AbstractsLaw & Legal Studies

The Anthropomorphization of Law: Fictional Judges and Lawyers in Contemporary North American and European Settings

by Stephanie Chieh-Ying Chong




Institution: University of Toronto
Department:
Year: 2009
Keywords: (Treatment of) Law; Lawyer; Judge; Law and Literature
Record ID: 1846623
Full text PDF: http://hdl.handle.net/1807/17457


Abstract

This dissertation examines the varying roles of lawyers and judges in Canada, the United States, England, France and Germany in a selection of “fictional legal narratives”: novels, movies, television shows and plays that explore legal themes.
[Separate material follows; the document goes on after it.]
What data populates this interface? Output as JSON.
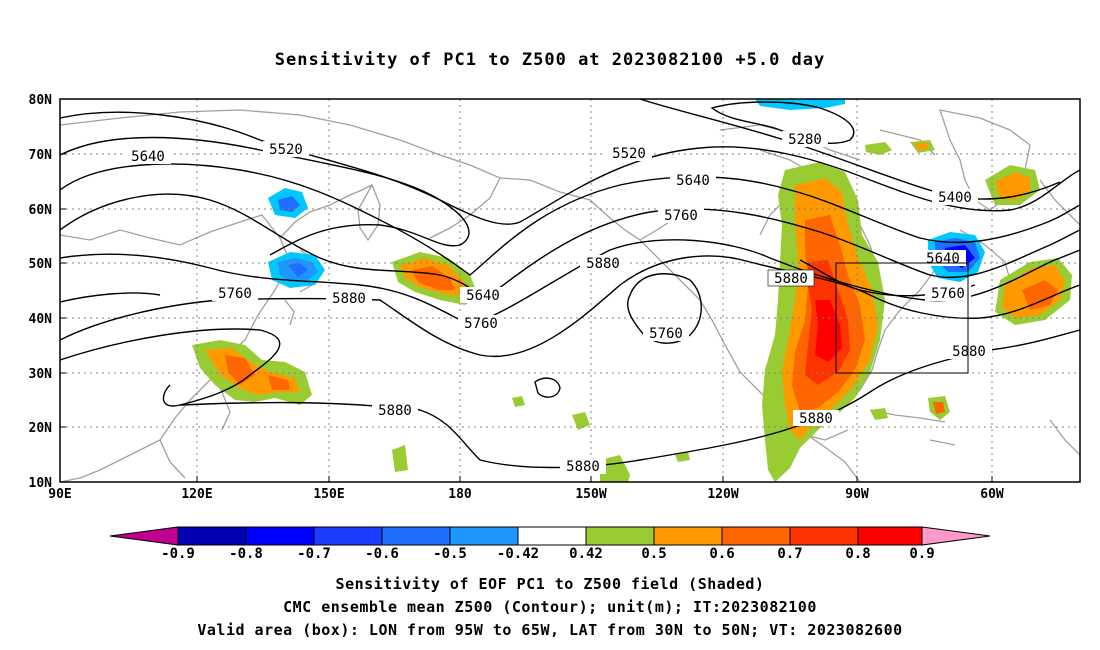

The study focuses on contemporary works after 1960, and explores the North American fascination with lawyers that saturates the major levels of culture, from the popular (including television shows, movies and novels) to the academic. Fictional images of lawyers and judges not only reflect but arguably also influence our attitudes toward the legal system, and offer a concrete way of conceptualizing abstract legal concepts. However, the vast differences between the Anglo-American adversarial legal system and the continental European inquisitorial legal system spawn very different fictional portraits of lawyers and judges. The differences between fictional legal narratives produced by each country, even those with similarly structured legal systems, are also striking. Chapter One begins by outlining a number of factors that contribute to the proliferation of fictional legal narratives in some countries, and their relative scarcity in other countries. Next, Chapter Two traces the wide range of lawyer images in American fictional legal narratives, which both glamourize and demonize the figure of the lawyer. Turning to anthropomorphizations of law in the United Kingdom, Chapter Three examines the British tendency to perpetuate the idea that, if correctly executed, the fundamental principles of British law would lead to a just and harmonious society. Chapter Four then explores the “anxiety of influence” reflected in Canadian images of law, which are more “soft-boiled” than the fictional legal figures of other countries. Moving to French fictional legal narratives, Chapter Five contemplates the predominance of the juge d’instruction figure and the prevalence of the investigatory mode. The dissertation then discusses the relative scarcity of fictional legal narratives in Germany, and the cynicism in existing German stories about law in Chapter Six. The study concludes by considering the future directions of the law and culture movement, as well as both the challenges and rewards of this interdisciplinary work.